Interdependence: Biology and Beyond

This book by biologist Kriti Sharma is a short mind-limbering exploration of how best to view reality. Iain McGilchrist mentioned it during an interview with Jordan Peterson, and it does sound like it presents one of the key themes of his forthcoming book The Matter with Things.

She starts out with the common phrase “It’s all connected.” This is ubiquitous, she says, and true enough in many senses but ultimately misleading. It’s misleading because it actually reinforces something more opposite: things are independent. In her native field of biology, she says, the data on “the network” of biological entities suggests “that our world is not composed of independent entities at all.” Well, gee, isn’t that just the opposite side of the same coin? Not just. The different emphasis matters. Her book presents “how we might meet interdependence as interdependence instead of continuing to view our world implicitly as fundamentally or ultimately composed of independent entities.”
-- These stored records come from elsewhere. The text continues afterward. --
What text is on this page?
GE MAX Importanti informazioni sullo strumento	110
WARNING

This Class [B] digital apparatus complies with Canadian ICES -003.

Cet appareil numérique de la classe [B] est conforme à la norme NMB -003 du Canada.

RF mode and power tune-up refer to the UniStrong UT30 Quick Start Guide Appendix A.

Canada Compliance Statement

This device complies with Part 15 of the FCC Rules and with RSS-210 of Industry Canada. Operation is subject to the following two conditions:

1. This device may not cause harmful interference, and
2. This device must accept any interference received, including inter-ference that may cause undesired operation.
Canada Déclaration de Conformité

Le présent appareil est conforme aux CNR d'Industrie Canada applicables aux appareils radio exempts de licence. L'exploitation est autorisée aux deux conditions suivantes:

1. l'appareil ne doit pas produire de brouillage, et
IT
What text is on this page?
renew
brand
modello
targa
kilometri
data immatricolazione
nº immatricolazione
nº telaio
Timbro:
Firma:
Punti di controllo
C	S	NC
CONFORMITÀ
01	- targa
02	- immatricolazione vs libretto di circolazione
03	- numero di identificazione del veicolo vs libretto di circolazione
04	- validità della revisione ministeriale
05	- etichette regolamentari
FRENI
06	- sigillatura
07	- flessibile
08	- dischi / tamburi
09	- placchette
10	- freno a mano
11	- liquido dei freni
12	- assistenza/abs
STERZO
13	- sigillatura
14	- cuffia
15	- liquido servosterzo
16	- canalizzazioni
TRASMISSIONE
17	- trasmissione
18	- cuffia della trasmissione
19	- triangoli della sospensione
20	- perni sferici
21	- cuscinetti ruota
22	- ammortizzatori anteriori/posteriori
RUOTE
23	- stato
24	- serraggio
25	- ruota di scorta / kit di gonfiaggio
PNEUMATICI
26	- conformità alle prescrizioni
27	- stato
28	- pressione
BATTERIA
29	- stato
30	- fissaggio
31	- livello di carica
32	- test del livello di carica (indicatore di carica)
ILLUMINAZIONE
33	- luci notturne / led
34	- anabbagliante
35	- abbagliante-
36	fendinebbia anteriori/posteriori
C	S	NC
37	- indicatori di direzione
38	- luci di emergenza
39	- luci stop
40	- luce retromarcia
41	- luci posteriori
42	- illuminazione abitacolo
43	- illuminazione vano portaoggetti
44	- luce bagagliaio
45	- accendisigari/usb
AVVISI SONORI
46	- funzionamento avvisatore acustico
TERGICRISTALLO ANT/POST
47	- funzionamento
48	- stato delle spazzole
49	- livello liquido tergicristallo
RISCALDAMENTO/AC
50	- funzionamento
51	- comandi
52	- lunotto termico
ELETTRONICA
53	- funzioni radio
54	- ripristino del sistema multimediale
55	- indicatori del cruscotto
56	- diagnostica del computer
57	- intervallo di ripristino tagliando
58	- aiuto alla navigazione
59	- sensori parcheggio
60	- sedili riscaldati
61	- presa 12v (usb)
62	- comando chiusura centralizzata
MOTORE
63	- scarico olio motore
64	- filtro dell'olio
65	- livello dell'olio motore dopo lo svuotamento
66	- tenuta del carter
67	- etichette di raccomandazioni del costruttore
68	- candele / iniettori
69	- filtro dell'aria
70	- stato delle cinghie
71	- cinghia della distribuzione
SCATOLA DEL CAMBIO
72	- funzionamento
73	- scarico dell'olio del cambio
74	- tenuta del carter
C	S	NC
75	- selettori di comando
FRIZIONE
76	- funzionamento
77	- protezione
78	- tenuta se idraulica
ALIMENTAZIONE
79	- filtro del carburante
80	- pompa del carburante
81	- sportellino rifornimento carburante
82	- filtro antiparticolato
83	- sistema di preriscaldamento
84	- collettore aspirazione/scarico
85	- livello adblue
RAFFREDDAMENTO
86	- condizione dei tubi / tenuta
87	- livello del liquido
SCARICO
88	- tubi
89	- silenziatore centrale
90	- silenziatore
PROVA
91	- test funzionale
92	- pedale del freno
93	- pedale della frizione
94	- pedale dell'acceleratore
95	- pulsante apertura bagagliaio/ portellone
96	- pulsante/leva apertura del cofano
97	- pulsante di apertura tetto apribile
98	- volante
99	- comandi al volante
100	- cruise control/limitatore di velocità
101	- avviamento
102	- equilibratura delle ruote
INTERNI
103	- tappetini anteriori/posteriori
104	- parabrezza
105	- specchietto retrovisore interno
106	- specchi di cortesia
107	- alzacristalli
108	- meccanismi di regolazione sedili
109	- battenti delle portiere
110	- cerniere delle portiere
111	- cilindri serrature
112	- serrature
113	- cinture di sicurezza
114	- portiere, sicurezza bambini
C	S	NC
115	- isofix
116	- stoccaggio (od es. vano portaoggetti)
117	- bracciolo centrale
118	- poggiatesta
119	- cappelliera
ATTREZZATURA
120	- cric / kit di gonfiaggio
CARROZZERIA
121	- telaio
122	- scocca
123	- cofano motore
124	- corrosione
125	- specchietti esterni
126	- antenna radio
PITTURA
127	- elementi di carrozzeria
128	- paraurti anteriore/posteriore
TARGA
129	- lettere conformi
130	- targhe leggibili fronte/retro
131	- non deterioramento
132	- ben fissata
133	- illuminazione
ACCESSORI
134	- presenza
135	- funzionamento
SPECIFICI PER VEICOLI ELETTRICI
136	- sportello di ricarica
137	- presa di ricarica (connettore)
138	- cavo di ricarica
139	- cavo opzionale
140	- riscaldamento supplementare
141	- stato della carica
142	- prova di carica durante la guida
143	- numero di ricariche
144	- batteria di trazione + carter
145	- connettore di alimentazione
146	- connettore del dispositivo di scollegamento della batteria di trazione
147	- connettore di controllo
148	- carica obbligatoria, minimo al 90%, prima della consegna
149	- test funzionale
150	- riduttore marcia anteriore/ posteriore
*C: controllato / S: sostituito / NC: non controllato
The key shift is viewing things “as mutually constituted, that is, viewing things as existing at all only due to their dependence on other things.” (page 2)

To illustrate the shift she starts with the example of signal transduction at cell membranes, first in the conventional way which presumes independence of cells and then account that dispenses with these prevailing assumptions. . . .

Such an account offers novel and useful reconsiderations of the relation of objects and subjects; of lower-level and high-level phenomena; of agency and determinism; of stasis, change, and causal relations; and of the relation of physical and psychological phenomena.

page 3

There is a lot of contingency in this book. I’m imagining that that comes from Rorty. She says, “Throughout this book, I use the term ‘contingentism’ to denote a way of understanding existence that differs usefully from the standard essentialist view.” (page 15) This perspective places interdependence center stage.

What can be coherently said about experiences without positing a metaphysical, ghostly, or inherently existent experiencer, is simply that experiences arise–full stop.

page 77

Much of the book reminds me very much of Zen and the Art of Motorcycle Maintenance, which made me more receptive to it. There experience, reality itself (as we know) continually arises, and out of that comes everything, absolutely everything. It is the mother of all things, including our “selves”, objects, causality, agency. How do we organisms do this? That is the central mystery.

So what? How does it matter? How does it affect one’s life? This matters to biologists. We are all biologists.